Saturday, October 31, 2009

Witchcraft was hung, in History,

It was the closests I could find to fit halloween with witches and all that? Okay, arguably "One need not be a chamber to be haunted" might have been more fitting, but I chose this instead...

Witchcraft was hung, in History,
But History and I
Find all the Witchcraft that we need
Around us, Every Day--
(F 1612)

Likely the allusion to witchcraft refers to the Salem Witch trials in New England. No doubt Dickinson was very familiar with the history of these trials and how many were suspected of witchcraft and, subsequently, hanged for the perceived crime. Many people like to think that such incidents are isolated in history, happening only rarely and then fading out of practice. Through this poem, however, Dickinson's speaker implies a reversal of the meaning of "witchcraft."

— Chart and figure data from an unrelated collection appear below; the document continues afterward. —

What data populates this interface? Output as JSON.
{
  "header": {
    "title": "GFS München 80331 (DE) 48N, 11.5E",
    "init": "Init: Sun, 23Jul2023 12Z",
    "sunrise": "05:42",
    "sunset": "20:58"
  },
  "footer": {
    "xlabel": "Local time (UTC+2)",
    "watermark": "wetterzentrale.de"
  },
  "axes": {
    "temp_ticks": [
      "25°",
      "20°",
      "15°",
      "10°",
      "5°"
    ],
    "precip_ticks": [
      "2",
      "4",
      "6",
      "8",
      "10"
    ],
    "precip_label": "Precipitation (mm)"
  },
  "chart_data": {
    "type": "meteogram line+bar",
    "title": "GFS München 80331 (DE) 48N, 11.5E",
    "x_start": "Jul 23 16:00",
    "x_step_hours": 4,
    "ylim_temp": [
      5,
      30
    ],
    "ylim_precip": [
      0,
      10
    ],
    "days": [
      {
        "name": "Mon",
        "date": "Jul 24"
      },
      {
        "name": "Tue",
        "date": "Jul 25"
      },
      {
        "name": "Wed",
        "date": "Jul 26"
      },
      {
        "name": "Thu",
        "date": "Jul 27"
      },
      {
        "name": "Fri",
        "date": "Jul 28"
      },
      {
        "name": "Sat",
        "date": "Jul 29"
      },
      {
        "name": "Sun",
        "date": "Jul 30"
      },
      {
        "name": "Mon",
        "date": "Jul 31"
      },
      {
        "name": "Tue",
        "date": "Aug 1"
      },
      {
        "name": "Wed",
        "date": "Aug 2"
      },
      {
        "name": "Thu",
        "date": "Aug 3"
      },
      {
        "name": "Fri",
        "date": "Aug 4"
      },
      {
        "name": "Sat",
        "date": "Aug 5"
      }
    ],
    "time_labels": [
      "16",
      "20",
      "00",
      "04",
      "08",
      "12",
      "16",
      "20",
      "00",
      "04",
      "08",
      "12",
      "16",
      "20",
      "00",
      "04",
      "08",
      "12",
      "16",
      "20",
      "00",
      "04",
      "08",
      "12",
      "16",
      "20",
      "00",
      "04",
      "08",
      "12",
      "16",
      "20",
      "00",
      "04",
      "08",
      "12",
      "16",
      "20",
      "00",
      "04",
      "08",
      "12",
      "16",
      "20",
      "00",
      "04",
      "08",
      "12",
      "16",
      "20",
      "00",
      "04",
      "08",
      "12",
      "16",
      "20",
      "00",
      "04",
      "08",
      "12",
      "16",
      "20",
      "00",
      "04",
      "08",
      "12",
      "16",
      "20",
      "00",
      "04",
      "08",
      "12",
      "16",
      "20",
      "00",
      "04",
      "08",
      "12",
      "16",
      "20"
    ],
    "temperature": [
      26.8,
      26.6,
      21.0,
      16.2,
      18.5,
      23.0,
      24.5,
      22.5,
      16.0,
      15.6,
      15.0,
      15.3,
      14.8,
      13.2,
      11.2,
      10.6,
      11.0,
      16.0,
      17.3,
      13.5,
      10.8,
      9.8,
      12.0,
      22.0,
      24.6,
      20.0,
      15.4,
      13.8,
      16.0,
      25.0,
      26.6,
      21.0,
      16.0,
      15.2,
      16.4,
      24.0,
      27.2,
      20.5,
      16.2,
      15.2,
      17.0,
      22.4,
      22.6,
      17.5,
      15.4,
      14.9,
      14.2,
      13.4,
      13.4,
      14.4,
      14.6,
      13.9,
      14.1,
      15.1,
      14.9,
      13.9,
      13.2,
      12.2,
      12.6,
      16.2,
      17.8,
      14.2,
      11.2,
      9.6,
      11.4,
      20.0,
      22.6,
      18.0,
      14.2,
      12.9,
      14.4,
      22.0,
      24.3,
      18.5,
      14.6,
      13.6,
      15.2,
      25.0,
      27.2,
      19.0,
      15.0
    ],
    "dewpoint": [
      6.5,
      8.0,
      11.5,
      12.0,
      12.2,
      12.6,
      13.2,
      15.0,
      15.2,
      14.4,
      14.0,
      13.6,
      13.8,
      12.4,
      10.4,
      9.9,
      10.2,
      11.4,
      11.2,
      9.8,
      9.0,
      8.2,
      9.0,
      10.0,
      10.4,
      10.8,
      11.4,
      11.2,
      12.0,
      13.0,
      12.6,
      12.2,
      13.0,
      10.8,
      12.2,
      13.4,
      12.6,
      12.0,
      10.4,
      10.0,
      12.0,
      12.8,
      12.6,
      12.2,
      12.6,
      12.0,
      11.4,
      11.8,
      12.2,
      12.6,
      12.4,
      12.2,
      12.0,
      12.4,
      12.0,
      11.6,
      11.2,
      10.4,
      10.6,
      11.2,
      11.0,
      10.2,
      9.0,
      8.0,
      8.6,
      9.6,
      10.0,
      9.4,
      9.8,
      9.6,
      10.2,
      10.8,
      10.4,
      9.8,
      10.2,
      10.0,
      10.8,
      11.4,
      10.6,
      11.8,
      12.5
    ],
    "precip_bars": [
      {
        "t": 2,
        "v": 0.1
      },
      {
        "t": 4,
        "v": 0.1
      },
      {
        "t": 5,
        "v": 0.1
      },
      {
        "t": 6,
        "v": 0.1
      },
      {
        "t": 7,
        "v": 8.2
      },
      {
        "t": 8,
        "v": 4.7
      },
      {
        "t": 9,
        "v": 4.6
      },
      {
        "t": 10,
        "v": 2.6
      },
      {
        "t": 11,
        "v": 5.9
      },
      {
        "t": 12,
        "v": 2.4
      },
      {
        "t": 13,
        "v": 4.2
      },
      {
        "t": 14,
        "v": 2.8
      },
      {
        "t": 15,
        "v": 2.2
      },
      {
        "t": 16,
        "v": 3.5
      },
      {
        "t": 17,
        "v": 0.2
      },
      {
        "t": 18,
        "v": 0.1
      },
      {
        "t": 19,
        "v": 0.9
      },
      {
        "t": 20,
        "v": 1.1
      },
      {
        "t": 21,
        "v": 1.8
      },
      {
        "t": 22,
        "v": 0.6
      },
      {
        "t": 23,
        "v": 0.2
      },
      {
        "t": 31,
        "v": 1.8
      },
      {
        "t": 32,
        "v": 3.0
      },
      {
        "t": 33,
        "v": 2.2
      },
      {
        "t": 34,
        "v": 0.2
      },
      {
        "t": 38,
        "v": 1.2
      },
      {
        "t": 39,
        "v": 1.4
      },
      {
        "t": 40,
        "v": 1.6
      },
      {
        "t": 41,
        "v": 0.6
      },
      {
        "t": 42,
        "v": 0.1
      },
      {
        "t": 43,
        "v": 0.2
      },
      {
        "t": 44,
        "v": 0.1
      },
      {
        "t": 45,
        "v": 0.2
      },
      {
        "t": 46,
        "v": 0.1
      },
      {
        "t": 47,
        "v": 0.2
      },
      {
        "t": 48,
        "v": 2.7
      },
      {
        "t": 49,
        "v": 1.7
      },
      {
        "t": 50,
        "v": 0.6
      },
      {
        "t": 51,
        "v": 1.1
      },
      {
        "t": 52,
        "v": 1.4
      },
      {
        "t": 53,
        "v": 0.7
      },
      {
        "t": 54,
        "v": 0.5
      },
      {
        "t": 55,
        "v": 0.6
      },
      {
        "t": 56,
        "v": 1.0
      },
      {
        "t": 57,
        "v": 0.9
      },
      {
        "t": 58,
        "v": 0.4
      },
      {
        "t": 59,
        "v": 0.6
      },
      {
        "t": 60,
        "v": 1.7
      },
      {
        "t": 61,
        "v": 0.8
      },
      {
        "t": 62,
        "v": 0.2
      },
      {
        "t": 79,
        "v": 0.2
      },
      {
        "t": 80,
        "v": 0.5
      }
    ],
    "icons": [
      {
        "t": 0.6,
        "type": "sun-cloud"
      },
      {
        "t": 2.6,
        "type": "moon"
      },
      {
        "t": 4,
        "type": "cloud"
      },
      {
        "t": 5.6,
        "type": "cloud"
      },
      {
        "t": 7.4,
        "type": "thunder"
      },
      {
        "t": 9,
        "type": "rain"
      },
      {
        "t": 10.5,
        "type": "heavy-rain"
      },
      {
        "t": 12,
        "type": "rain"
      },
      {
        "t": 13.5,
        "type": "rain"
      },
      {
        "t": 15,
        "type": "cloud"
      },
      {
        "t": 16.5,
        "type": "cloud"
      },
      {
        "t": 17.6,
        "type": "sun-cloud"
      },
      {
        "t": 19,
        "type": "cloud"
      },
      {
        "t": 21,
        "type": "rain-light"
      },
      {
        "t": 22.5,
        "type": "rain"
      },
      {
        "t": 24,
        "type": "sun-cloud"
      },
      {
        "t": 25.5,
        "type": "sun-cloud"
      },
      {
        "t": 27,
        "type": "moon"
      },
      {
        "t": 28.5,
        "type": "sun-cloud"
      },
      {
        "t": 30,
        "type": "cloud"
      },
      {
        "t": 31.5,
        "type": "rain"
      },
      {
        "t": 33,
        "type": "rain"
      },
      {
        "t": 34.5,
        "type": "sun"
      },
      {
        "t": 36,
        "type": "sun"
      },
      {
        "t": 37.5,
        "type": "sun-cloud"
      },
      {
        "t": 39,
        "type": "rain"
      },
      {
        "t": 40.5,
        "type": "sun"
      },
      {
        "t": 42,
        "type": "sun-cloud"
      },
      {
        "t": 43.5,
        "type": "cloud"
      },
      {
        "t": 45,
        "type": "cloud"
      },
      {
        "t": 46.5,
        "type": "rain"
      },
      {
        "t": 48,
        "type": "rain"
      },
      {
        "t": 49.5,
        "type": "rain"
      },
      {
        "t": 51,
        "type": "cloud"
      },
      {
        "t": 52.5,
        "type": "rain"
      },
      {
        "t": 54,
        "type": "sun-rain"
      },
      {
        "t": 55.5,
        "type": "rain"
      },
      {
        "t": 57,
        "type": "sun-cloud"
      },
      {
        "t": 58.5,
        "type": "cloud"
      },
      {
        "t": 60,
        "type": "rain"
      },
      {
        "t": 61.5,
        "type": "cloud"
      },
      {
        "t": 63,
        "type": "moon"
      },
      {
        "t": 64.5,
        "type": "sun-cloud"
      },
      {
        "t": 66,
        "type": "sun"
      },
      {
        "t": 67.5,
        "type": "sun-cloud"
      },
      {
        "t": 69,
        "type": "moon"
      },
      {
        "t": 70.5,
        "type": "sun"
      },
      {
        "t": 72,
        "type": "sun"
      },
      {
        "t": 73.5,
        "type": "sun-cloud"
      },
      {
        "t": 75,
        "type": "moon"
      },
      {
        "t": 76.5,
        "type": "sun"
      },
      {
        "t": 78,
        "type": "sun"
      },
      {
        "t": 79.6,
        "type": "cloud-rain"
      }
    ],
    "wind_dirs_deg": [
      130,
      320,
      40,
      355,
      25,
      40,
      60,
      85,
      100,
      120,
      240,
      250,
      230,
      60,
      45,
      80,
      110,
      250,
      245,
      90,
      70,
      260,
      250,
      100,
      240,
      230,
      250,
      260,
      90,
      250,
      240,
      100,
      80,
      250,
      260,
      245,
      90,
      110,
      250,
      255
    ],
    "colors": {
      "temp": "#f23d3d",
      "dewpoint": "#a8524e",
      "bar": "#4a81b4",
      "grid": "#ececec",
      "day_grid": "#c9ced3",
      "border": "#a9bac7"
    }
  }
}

The speaker claims that both the speaker and history "find all the witchcraft that we need / Around us, Every Day", but this leaves the conclusion for the reader to draw for him or herself. Many readers might intepret this poem to mean that "witchcraft" continues in many forms, that it never dies out. This interpretation of the word might mean the casting of spells, good or especially bad, or it could refer to trouble-making, spreading of fear, and suspicious acts. Anything dark or mysterious could be included in this interpretation. And yes, no doubt, such things do continue to happen.

And yet another reading could draw an entirely different conclusion. Perhaps what Dickinson was directing her speaker to imply is that maybe those who think they are preventing evil or the dark from this perceived "witchcraft," perhaps they are the very ones who are committing true witchcraft. Perhaps their destructive or suspicious deeds are the ways they go about spreading the fear among neighbors, scaring those around them with their accusations and making everyone fear what lies around the corner or in the next home. Maybe the doubt and rumors are far more destructive than any spell or hex.